Kedua, kesukaran diantara membedakan
fase-fase pendidikan dan lamanya belajar karena tidak ada masa tertentu yang
mengikat murid-murid untuk belajar pada setiap lembaga pendidikan. Sebelum
berdirinya madrasah, tidak ada tingkatan dalam pendidikan Islam, tetapi tidak
hanya satu tingkat yang bermula di Kuttab
dan berakhir di diskusi halaqah.
Tidak ada kurikulum khusus yang diikuti oleh seluruh umat Islam. Dilembaga Kuttab biasanya diajarkan membaca dan
menulis disamping Alquran. Kadang diajarkan bahasa, nahwu, dan arudh.[7]

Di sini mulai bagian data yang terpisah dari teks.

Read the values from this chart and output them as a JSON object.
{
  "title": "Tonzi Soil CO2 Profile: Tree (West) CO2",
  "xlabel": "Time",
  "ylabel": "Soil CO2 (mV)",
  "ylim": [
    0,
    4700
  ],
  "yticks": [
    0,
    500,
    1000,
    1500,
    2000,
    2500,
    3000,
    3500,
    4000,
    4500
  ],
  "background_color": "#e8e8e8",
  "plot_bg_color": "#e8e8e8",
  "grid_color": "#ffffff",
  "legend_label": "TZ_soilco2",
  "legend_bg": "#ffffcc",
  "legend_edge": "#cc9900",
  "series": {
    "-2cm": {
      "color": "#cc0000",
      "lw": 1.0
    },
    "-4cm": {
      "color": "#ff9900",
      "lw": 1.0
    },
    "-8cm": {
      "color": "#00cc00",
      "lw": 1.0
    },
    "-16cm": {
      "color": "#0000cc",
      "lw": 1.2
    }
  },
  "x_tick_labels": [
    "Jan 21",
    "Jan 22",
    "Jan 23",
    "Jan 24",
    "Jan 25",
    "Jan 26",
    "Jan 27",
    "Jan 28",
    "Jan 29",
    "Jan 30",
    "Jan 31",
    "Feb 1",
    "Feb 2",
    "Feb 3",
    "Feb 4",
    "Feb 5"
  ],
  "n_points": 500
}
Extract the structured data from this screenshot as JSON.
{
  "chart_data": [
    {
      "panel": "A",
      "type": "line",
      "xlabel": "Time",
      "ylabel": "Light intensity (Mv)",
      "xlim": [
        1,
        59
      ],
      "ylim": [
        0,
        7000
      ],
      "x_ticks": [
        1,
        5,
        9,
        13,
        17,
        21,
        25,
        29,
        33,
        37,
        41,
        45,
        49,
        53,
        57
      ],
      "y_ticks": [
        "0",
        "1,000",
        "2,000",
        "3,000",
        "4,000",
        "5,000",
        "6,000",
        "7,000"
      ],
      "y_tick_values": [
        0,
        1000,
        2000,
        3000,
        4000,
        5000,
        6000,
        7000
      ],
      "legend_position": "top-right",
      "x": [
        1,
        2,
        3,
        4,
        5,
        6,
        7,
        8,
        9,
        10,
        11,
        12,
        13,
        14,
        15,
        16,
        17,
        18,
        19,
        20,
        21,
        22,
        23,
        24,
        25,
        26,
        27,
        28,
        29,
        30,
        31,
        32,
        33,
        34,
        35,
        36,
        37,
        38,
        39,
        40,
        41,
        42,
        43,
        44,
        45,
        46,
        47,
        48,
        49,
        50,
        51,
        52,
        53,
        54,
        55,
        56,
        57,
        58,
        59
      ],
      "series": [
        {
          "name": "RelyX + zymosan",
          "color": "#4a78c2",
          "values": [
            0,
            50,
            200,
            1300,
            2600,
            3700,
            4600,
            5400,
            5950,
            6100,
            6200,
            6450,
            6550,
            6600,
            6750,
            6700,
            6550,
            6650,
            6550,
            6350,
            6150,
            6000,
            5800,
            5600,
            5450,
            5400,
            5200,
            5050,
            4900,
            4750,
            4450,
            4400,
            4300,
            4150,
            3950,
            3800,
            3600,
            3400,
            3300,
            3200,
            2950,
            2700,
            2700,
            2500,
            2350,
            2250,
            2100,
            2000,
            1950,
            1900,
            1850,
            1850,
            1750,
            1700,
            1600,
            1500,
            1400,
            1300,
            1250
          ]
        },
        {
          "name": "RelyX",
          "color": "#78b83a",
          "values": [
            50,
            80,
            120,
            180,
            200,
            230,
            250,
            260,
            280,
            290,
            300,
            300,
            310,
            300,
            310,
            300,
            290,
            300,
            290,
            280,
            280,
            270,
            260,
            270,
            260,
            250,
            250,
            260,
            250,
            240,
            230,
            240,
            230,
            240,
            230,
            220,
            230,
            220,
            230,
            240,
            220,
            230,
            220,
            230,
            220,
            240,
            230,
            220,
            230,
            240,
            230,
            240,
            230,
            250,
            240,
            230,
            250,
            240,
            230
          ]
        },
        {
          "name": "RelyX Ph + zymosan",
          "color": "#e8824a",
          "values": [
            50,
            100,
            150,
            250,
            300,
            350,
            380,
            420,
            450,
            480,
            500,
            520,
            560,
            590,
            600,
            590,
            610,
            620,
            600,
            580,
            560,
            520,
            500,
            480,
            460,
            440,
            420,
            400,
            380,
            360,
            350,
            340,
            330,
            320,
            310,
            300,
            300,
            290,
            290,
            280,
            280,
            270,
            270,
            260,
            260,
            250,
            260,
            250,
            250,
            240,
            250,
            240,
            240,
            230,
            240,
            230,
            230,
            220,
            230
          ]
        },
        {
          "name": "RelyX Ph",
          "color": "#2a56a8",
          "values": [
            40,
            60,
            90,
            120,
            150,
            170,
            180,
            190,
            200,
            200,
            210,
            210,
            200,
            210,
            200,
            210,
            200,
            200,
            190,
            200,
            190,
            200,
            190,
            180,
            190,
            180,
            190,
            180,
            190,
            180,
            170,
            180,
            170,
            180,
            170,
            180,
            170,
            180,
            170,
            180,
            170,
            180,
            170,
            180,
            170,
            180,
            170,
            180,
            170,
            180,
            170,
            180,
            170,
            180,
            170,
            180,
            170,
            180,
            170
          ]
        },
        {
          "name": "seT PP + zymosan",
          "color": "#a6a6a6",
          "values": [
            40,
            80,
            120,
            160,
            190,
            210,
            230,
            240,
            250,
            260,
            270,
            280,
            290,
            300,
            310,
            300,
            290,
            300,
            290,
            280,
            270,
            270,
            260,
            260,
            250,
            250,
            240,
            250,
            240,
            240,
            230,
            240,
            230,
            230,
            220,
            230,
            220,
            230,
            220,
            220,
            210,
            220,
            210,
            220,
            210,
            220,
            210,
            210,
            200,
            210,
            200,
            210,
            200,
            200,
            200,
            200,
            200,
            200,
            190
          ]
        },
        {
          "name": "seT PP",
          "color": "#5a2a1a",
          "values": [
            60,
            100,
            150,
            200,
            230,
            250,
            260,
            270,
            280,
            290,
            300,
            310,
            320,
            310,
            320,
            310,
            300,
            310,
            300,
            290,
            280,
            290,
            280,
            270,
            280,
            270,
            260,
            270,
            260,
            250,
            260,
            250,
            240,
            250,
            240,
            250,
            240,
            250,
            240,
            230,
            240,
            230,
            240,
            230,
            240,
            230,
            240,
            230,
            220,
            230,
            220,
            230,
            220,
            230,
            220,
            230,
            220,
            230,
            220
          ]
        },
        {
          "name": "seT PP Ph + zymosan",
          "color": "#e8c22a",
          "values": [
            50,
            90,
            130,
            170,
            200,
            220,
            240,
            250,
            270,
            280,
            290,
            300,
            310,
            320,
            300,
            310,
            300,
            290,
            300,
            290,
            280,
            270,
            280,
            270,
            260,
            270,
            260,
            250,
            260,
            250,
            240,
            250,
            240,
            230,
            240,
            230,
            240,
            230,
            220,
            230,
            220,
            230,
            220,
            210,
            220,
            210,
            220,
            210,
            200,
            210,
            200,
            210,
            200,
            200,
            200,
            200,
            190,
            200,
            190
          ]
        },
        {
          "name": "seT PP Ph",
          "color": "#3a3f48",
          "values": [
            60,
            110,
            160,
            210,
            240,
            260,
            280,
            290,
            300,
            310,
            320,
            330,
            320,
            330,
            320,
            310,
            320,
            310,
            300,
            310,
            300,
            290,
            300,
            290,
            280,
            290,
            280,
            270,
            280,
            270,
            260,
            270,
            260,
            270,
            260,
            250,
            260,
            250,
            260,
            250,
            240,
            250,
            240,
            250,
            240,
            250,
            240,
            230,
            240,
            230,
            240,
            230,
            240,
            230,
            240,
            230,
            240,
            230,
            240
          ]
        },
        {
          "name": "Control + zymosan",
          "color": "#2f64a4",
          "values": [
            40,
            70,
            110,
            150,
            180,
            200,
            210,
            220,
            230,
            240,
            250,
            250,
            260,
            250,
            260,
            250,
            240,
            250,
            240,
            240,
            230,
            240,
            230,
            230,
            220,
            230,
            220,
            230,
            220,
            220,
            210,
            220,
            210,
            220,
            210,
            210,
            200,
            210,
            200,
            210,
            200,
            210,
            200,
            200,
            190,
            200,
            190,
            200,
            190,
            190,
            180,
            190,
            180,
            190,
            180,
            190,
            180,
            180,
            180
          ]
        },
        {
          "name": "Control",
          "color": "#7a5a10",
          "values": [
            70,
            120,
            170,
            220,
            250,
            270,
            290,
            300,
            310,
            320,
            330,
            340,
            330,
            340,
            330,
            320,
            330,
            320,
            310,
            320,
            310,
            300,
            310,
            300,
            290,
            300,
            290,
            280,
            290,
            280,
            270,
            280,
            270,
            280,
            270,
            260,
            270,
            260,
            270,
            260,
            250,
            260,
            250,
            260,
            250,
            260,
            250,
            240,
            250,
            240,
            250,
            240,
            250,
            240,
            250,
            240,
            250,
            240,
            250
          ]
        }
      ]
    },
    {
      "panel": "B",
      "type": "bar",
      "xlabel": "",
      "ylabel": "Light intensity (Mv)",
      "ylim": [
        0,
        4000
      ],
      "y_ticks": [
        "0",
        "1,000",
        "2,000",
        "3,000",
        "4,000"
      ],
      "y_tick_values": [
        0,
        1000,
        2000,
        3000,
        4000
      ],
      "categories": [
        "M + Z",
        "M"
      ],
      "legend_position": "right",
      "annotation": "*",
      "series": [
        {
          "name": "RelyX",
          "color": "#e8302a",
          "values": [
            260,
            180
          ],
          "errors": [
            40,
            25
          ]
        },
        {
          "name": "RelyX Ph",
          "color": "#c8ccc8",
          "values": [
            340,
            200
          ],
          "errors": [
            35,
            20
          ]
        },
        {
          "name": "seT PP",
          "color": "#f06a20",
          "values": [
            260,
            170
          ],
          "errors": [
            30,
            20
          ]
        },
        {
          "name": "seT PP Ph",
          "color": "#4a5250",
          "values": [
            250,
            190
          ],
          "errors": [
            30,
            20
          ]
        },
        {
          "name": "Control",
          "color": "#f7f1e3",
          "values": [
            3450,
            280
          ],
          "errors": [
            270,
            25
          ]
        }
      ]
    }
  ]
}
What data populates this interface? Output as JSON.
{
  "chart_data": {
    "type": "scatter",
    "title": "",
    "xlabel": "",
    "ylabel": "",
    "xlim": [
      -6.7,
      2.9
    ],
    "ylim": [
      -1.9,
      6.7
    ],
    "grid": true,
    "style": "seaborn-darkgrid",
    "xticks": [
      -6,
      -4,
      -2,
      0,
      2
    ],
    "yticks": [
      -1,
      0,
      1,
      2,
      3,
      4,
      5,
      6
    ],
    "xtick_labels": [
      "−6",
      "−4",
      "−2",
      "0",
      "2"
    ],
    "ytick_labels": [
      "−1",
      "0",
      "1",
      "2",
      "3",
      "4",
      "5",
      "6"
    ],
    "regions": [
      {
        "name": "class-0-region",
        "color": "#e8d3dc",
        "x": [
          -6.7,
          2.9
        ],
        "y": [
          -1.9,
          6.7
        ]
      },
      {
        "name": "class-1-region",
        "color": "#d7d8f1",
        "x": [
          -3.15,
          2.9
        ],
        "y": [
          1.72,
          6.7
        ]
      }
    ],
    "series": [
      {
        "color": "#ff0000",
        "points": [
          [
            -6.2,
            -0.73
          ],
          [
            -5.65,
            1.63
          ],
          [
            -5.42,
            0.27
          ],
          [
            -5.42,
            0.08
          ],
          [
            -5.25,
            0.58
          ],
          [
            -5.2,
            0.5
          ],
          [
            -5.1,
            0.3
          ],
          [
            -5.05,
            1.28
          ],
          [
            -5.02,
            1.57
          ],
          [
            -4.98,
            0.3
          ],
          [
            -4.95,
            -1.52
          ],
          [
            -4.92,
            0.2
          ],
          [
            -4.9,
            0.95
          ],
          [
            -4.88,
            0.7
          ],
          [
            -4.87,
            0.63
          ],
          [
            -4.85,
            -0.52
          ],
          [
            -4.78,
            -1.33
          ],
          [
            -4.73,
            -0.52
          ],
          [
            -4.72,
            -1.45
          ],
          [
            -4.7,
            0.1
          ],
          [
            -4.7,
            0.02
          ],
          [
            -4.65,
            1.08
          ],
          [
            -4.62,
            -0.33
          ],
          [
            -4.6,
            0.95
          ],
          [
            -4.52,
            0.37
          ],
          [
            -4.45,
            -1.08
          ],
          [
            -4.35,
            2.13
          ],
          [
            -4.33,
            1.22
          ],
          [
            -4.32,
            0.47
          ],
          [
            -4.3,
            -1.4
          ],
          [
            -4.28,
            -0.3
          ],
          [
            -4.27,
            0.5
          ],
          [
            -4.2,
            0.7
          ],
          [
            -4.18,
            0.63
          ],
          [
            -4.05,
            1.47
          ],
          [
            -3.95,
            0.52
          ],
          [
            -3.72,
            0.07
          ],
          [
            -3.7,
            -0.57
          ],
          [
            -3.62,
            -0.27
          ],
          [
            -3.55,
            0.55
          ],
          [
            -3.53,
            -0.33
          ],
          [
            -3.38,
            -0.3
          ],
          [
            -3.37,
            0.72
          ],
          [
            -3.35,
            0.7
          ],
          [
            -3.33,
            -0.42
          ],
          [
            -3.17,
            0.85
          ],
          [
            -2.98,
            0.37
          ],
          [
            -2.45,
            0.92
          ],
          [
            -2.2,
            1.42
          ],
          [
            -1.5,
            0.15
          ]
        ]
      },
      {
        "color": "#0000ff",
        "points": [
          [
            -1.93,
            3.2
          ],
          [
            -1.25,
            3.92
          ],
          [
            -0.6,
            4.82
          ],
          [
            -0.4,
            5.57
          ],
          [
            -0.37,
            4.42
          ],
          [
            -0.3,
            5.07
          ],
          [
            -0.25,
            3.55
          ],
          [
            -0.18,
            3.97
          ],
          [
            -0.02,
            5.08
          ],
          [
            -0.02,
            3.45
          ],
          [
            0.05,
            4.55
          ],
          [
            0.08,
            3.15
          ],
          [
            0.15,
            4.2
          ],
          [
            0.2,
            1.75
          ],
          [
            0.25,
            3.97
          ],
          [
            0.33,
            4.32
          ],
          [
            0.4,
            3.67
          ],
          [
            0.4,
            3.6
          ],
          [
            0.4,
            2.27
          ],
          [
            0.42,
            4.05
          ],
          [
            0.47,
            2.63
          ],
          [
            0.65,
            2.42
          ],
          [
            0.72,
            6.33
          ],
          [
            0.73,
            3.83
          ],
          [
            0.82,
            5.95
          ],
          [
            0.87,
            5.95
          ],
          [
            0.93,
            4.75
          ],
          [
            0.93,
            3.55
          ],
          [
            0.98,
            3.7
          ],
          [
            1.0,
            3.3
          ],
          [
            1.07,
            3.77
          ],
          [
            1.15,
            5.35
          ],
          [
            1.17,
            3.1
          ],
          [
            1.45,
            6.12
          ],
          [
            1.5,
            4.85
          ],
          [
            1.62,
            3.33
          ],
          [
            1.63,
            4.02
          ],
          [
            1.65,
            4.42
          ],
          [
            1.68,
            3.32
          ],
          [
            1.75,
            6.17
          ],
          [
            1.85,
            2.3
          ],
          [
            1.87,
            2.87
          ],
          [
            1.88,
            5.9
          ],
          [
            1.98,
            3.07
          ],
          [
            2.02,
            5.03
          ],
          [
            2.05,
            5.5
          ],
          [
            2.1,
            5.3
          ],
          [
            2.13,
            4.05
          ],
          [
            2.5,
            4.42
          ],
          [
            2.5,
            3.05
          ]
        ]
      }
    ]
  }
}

2. Kurikulum Pendidikan Tinggi
Kurikulum
pendidikan tinggi (halaqah) bervariasi
tergantung pada syaikh yang mau
mengajar. Para mahasiswa tidak terikat untuk mempelajari mata pelajaran
tertentu, demikian juga guru tidak mewajibkan kepada mahasiswa untuk mengikuti
kurikulum tertentu. Mahasiswa bebas untuk mengikuti pelajaran di sebuah halaqah dan berpindah dari sebuah halaqah ke halaqah yang lain, bahkan dari satu kota ke kota lain. Menurut
Rahman, pendidikan jenis ini disebut pendidikan orang dewasa karena diberikan
kepada orang banyak yang tujuan utamanya adalah untuk mengajarkan mereka
mengenai Alquran dan agama.[8]
2.
Metode Pendidikan (Aspek Epistemologis)
Adapun
dalam tinjauan filsafat, secara epistemologis di dalam filsafat Islam dikenal
istilah metode bayani, burhani, dan „irfani. Terkait dengan pembahasan
makalah ini, pendidikan Islam di masa Dinasti Umayah tampaknya masih didominasi
oleh metode bayani, terutama selama abad I H.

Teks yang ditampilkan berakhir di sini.